Revolutionary treatment breakthroughs discovered by the Fordham Laboratory for Familial Dysautonomia Research have helped children and adults with FD live healthier lives with greatly improved autonomic stability.
The hallmark of these treatments is that they treat the underlying cause of the disease, rather than just treat the symptoms.
Prior to these systemic treatments, the medical community could only rely on a variety of individual treatments for individual symptoms. For example, to combat low blood pressure, patients were prescribed Florinef. To combat high blood pressure, patients were prescribed Clonidine. Even today, to combat chronic morning nausea, some patients use Valium daily.
Note that patients taking daily Valium and some other medications to treat individual symptoms do not experience the benefit of the treatments outlined below.

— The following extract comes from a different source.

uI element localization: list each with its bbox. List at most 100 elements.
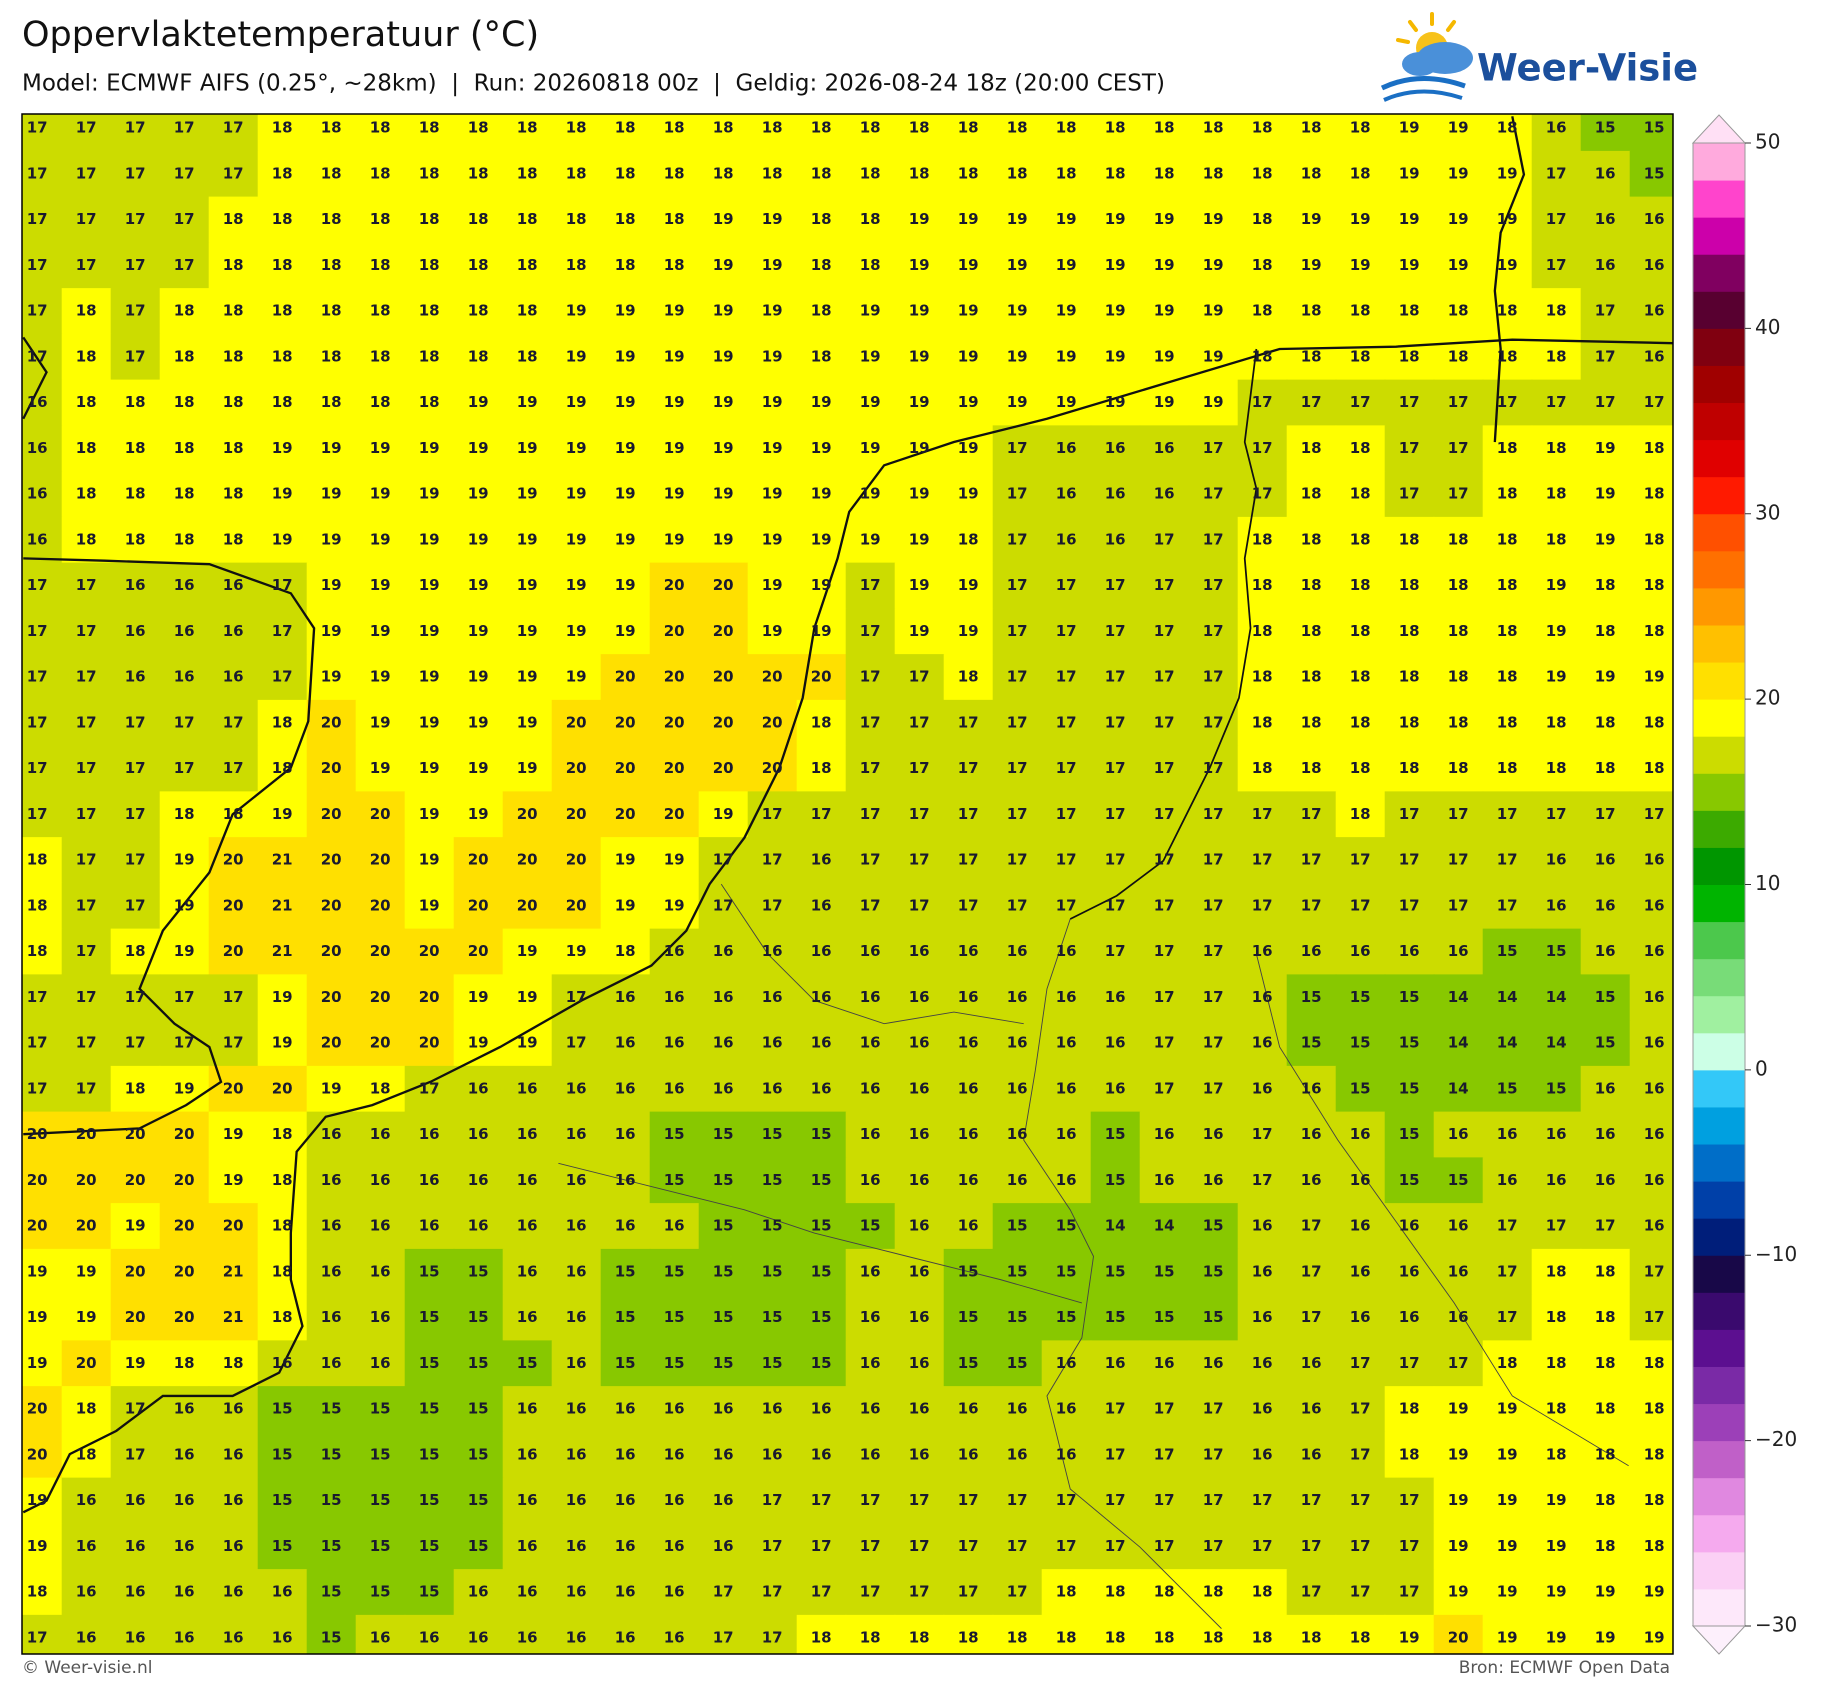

The development of these treatments followed the ground-breaking discovery of the FD gene mutation in 2001. The Fordham Laboratory for Familial Dysautonomia Research became the first group in the world to submit a paper demonstrating that Familial Dysautonomia is caused by mutations in the IKBKAP (now known as ELP1) gene. This historic discovery meant that carrier testing and prenatal screening of the general population was possible. Click here and here to learn more.
Because of the FD-causing mutation, individuals with FD make insufficient amounts of the protein, IKAP (now known as ELP1), which is encoded by the IKBKAP (now known as ELP1) gene. Research is directed toward finding treatments that will: 1) increase the levels of the functional IKAP (now known as ELP1) protein in FD patients and 2) promote autonomic stability in these individuals.